Cada año nos decimos lo mismo unos a otros: «¿No crees que este año el calor es más fuerte que el año pasado?». Hagamos memoria y recordemos desde cuándo es que nos hacemos esta observación con nuestros amigos o familiares… ¡Quizá hasta desde hace una década!

Y no es en vano y tampoco es falso que las temperaturas cada vez sean más difíciles de soportar, pues el cambio climático y los efectos del calentamiento global están haciendo mella en nosotros desde hace mucho tiempo. Ahora, probablemente nos demos cuenta de ello para este verano, pues advierten que la próxima canícula alcanzará hasta los 50 grados centígrados.

Primero, ¿qué es la canícula?

No nos vamos muy lejos en la definición: es el periodo más caluroso del año. Uno temible porque cada año se calcula su aumento. En términos técnicos, la canícula es una sequía intraestival que se caracteriza por la disminución de lluvias y el incremento de las temperaturas en diferentes regiones del país, en donde se pueden alcanzar temperaturas extremas.

¿Qué tan extremas?

Para este año, se calcula que se alcancen temperaturas de entre 45 y 50 grados centígrados, esto de acuerdo a información manejada por el Servicio Meteorológico Nacional.
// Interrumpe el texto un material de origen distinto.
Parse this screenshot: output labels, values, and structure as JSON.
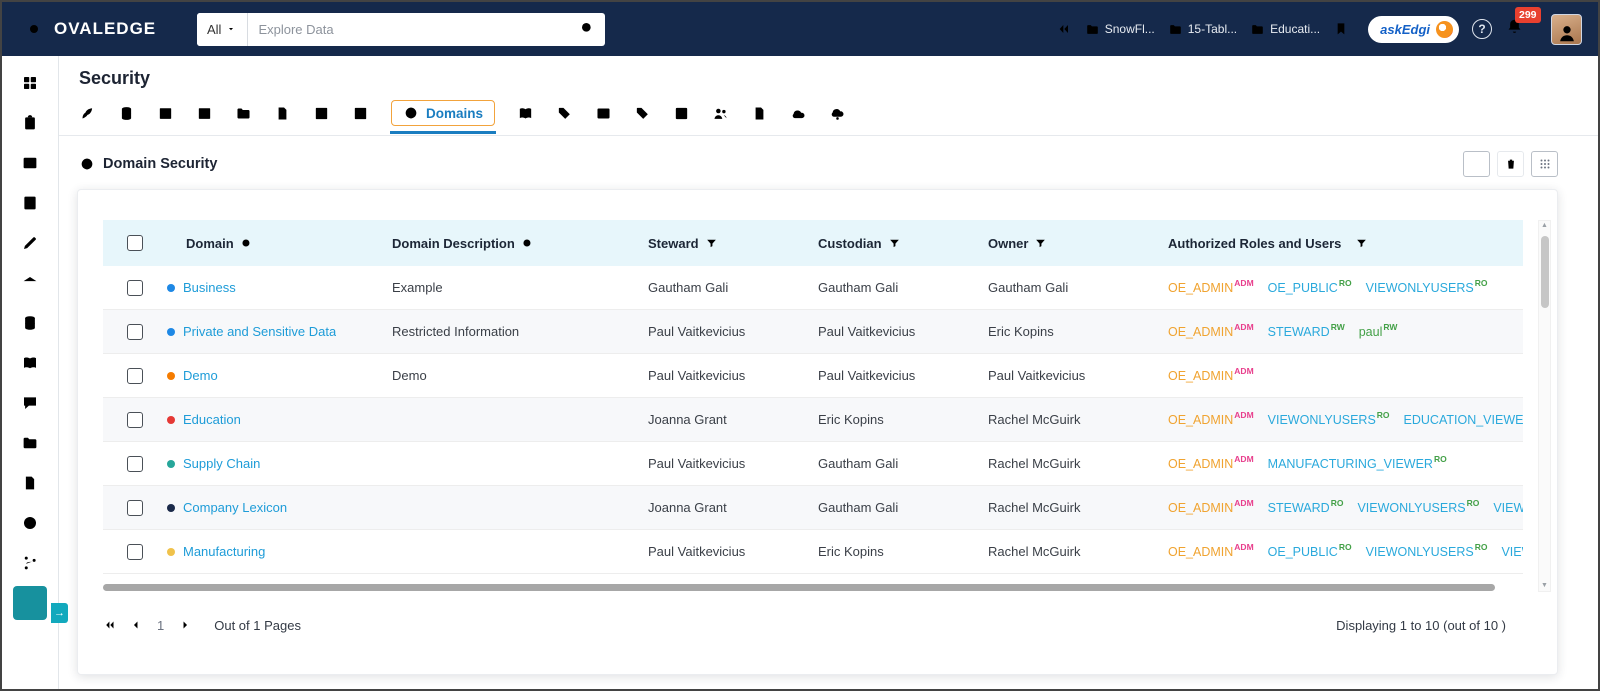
{
  "navbar": {
    "logo_text": "OVALEDGE",
    "search_scope": "All",
    "search_placeholder": "Explore Data",
    "recent_items": [
      "SnowFl...",
      "15-Tabl...",
      "Educati..."
    ],
    "ask_edgi_label": "askEdgi",
    "notification_count": "299"
  },
  "sidebar": {
    "items": [
      {
        "name": "home",
        "icon": "grid",
        "muted": true
      },
      {
        "name": "reports",
        "icon": "clipboard"
      },
      {
        "name": "media",
        "icon": "image"
      },
      {
        "name": "forms",
        "icon": "form"
      },
      {
        "name": "edit",
        "icon": "pen"
      },
      {
        "name": "governance",
        "icon": "bank"
      },
      {
        "name": "data-catalog",
        "icon": "database"
      },
      {
        "name": "glossary",
        "icon": "book"
      },
      {
        "name": "collaboration",
        "icon": "chat"
      },
      {
        "name": "projects",
        "icon": "folder"
      },
      {
        "name": "certification",
        "icon": "doccheck"
      },
      {
        "name": "scheduler",
        "icon": "clock"
      },
      {
        "name": "lineage",
        "icon": "branch"
      },
      {
        "name": "analytics",
        "icon": "chart",
        "active": true
      }
    ]
  },
  "page": {
    "title": "Security"
  },
  "tabs": {
    "active_label": "Domains",
    "left_icons": [
      {
        "name": "launch",
        "icon": "rocket"
      },
      {
        "name": "databases",
        "icon": "database"
      },
      {
        "name": "tables",
        "icon": "table"
      },
      {
        "name": "columns",
        "icon": "columns"
      },
      {
        "name": "folders",
        "icon": "folder"
      },
      {
        "name": "certified-docs",
        "icon": "doccheck"
      },
      {
        "name": "reports",
        "icon": "barchart"
      },
      {
        "name": "analytics",
        "icon": "combochart"
      }
    ],
    "right_icons": [
      {
        "name": "glossary",
        "icon": "book"
      },
      {
        "name": "tags",
        "icon": "tag"
      },
      {
        "name": "media",
        "icon": "image"
      },
      {
        "name": "labels",
        "icon": "tag"
      },
      {
        "name": "queries",
        "icon": "code"
      },
      {
        "name": "users",
        "icon": "users"
      },
      {
        "name": "files",
        "icon": "file"
      },
      {
        "name": "cloud",
        "icon": "cloud"
      },
      {
        "name": "cloud-services",
        "icon": "cloudgear"
      }
    ]
  },
  "section": {
    "title": "Domain Security"
  },
  "table": {
    "headers": {
      "domain": "Domain",
      "description": "Domain Description",
      "steward": "Steward",
      "custodian": "Custodian",
      "owner": "Owner",
      "roles": "Authorized Roles and Users"
    },
    "rows": [
      {
        "domain": "Business",
        "dot": "#1e88e5",
        "description": "Example",
        "steward": "Gautham Gali",
        "custodian": "Gautham Gali",
        "owner": "Gautham Gali",
        "roles": [
          {
            "name": "OE_ADMIN",
            "sup": "ADM",
            "kind": "admin"
          },
          {
            "name": "OE_PUBLIC",
            "sup": "RO",
            "kind": "role"
          },
          {
            "name": "VIEWONLYUSERS",
            "sup": "RO",
            "kind": "role"
          }
        ]
      },
      {
        "domain": "Private and Sensitive Data",
        "dot": "#1e88e5",
        "description": "Restricted Information",
        "steward": "Paul Vaitkevicius",
        "custodian": "Paul Vaitkevicius",
        "owner": "Eric Kopins",
        "roles": [
          {
            "name": "OE_ADMIN",
            "sup": "ADM",
            "kind": "admin"
          },
          {
            "name": "STEWARD",
            "sup": "RW",
            "kind": "role"
          },
          {
            "name": "paul",
            "sup": "RW",
            "kind": "user"
          }
        ]
      },
      {
        "domain": "Demo",
        "dot": "#f57c00",
        "description": "Demo",
        "steward": "Paul Vaitkevicius",
        "custodian": "Paul Vaitkevicius",
        "owner": "Paul Vaitkevicius",
        "roles": [
          {
            "name": "OE_ADMIN",
            "sup": "ADM",
            "kind": "admin"
          }
        ]
      },
      {
        "domain": "Education",
        "dot": "#e53935",
        "description": "",
        "steward": "Joanna Grant",
        "custodian": "Eric Kopins",
        "owner": "Rachel McGuirk",
        "roles": [
          {
            "name": "OE_ADMIN",
            "sup": "ADM",
            "kind": "admin"
          },
          {
            "name": "VIEWONLYUSERS",
            "sup": "RO",
            "kind": "role"
          },
          {
            "name": "EDUCATION_VIEWER",
            "sup": "R",
            "kind": "role",
            "trail": "…"
          }
        ]
      },
      {
        "domain": "Supply Chain",
        "dot": "#26a69a",
        "description": "",
        "steward": "Paul Vaitkevicius",
        "custodian": "Gautham Gali",
        "owner": "Rachel McGuirk",
        "roles": [
          {
            "name": "OE_ADMIN",
            "sup": "ADM",
            "kind": "admin"
          },
          {
            "name": "MANUFACTURING_VIEWER",
            "sup": "RO",
            "kind": "role"
          }
        ]
      },
      {
        "domain": "Company Lexicon",
        "dot": "#1b2a4a",
        "description": "",
        "steward": "Joanna Grant",
        "custodian": "Gautham Gali",
        "owner": "Rachel McGuirk",
        "roles": [
          {
            "name": "OE_ADMIN",
            "sup": "ADM",
            "kind": "admin"
          },
          {
            "name": "STEWARD",
            "sup": "RO",
            "kind": "role"
          },
          {
            "name": "VIEWONLYUSERS",
            "sup": "RO",
            "kind": "role"
          },
          {
            "name": "VIEWER…",
            "sup": "",
            "kind": "role"
          }
        ]
      },
      {
        "domain": "Manufacturing",
        "dot": "#f0c24b",
        "description": "",
        "steward": "Paul Vaitkevicius",
        "custodian": "Eric Kopins",
        "owner": "Rachel McGuirk",
        "roles": [
          {
            "name": "OE_ADMIN",
            "sup": "ADM",
            "kind": "admin"
          },
          {
            "name": "OE_PUBLIC",
            "sup": "RO",
            "kind": "role"
          },
          {
            "name": "VIEWONLYUSERS",
            "sup": "RO",
            "kind": "role"
          },
          {
            "name": "VIEWE…",
            "sup": "",
            "kind": "role"
          }
        ]
      }
    ]
  },
  "pagination": {
    "current_page": "1",
    "pages_label": "Out of 1 Pages",
    "displaying_label": "Displaying 1 to 10  (out of 10 )"
  },
  "colors": {
    "navbar_bg": "#15294b",
    "active_sidebar": "#17919e",
    "active_tab": "#1a7dc0",
    "tab_border": "#f2a33c",
    "badge_bg": "#e8402f",
    "domain_link": "#1e9cd8",
    "admin_role": "#f0a330",
    "adm_sup": "#e83e8c",
    "role_link": "#2aa9dc",
    "perm_sup": "#43a047",
    "user_name": "#43a047",
    "header_bg": "#e7f6fb"
  }
}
Este periodo se espera que inicie el próximo 12 de julio y finalice el 20 de agosto, aunque en situaciones excepcionales podría extenderse hasta septiembre.

Los principales estados afectados por esta canícula del 2019, serán Nuevo León, Tamaulipas, Veracruz, Hidalgo, Tlaxcala, Puebla, Estado de México, Morelos, Colima, Michoacán, Guerrero, Oaxaca, Tabasco, Chiapas, Campeche, Yucatán, Quintana Roo y una parte del territorio de San Luis Potosí.

¿Cuáles son las recomendaciones para soportar las altas temperaturas?

Tanto el Servicio Meteorológico Nacional, como las autoridades de Protección Civil de los distintos estados que conforman la República Mexicana, recomiendan que en esta canícula todos nos mantengamos hidratados, usar protector solar, evitar actividades en horas con alta incidencia de rayos solares y elegir ropa adecuada, con la finalidad de no ser víctimas de golpes de calor, deshidratación o insolación.

También recomiendan que no nos expongamos mucho tiempo al sol, que nos mantengamos a la sombra y que por nuestro bien, no mantengamos los alimentos a exposición ambiente para evitar su descomposición.